Search code examples
pythonnlpspacynamed-entity-recognition

NER - how to check if a common noun indicates a place (subcategorization)


I am looking for a way to find, in a sentence, if a common noun refers to places. This is easy for proper nouns, but I didn't find any straightforward solution for common nouns.

For example, given the sentence "After a violent and brutal attack, a group of college students travel into the countryside to find refuge from the town they fled, but soon discover that the small village is also home to a coven of serial killers" I would like to mark the following nouns as referred to places: countryside, town, small village, home.

Here is the code I'm using:

import spacy
nlp = spacy.load('en_core_web_lg')

# Process whole documents
text = ("After a violent and brutal attack, a group of college students travel into the countryside to find refuge from the town they fled, but soon discover that the small village is also home to a coven of satanic serial killers")
doc = nlp(text)

# Analyze syntax
print("Noun phrases:", [chunk.text for chunk in doc.noun_chunks])
print("Verbs:", [token.lemma_ for token in doc if token.pos_ == "VERB"])

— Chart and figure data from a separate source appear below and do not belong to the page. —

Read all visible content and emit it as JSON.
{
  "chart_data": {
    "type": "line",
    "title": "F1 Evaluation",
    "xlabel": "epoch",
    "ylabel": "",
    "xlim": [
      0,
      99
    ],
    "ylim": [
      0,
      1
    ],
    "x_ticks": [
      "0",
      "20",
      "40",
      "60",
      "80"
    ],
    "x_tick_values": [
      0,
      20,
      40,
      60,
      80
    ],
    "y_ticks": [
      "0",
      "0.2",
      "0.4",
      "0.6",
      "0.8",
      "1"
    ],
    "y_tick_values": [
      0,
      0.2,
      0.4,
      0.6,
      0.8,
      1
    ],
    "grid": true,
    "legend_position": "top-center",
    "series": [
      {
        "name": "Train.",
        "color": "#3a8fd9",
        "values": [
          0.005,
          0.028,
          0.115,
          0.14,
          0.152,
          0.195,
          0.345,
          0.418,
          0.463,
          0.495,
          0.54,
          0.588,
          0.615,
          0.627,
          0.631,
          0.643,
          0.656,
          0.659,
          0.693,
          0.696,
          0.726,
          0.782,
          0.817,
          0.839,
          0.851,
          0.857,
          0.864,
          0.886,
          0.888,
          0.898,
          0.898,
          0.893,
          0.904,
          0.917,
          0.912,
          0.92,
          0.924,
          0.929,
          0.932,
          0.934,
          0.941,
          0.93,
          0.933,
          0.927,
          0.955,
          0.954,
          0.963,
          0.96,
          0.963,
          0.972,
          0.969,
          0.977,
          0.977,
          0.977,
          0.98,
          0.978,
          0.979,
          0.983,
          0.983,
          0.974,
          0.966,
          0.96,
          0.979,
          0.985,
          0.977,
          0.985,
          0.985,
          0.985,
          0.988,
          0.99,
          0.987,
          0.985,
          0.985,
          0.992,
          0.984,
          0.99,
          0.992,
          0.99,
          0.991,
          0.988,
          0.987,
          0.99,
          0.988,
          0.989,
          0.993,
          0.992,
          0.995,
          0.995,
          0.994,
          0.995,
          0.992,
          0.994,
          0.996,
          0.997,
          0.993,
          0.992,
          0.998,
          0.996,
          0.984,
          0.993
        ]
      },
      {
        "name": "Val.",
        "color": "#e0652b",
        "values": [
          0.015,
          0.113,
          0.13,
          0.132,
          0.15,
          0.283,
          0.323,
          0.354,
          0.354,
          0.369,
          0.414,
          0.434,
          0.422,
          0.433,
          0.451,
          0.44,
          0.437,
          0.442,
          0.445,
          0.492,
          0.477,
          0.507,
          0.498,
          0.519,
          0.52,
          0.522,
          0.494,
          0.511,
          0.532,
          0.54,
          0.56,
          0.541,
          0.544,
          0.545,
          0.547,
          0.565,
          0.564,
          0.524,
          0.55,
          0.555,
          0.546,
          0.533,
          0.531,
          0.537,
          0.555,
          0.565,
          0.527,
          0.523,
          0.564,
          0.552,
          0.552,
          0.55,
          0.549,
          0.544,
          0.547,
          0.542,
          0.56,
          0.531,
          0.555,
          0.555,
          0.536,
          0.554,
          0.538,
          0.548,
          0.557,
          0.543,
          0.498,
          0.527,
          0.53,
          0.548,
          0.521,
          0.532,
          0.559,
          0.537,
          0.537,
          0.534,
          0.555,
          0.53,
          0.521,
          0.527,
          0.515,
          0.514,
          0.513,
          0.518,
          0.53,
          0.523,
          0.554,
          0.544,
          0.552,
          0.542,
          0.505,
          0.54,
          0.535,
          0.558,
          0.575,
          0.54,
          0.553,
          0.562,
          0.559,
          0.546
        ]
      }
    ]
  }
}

# Find named entities, phrases and concepts
for entity in doc.ents:
    print(entity.text, entity.label_)

Which gives as output the following:

Noun phrases: ['a violent and brutal attack', 'a group', 'college students', 'the countryside', 'refuge', 'the town', 'they', 'the small village', 'a coven', 'serial killers']
Verbs: ['travel', 'find', 'flee', 'discover']

Solution

  • You can use WordNet for this.

    from nltk.corpus import wordnet as wn
    
    loc = wn.synsets("location")[0]
    
    def is_location(candidate):
        for ss in wn.synsets(candidate):
            # only get those where the synset matches exactly
            name = ss.name().split(".", 1)[0]
            if name != candidate:
                continue
            hit = loc.lowest_common_hypernyms(ss)
            if hit and hit[0] == loc:
                return True
        return False
    
    # true things
    for word in ("countryside", "town", "village", "home"):
        print(is_location(word), word, sep="\t")
    
    # false things
    for word in ("cat", "dog", "fish", "cabbage", "knife"):
        print(is_location(word), word, sep="\t")
    
    

    Note that sometimes the synsets are wonky, so be sure to double-check everything.

    Also, for things like "small village", you'll have to pull out the head noun, but it'll just be the last word.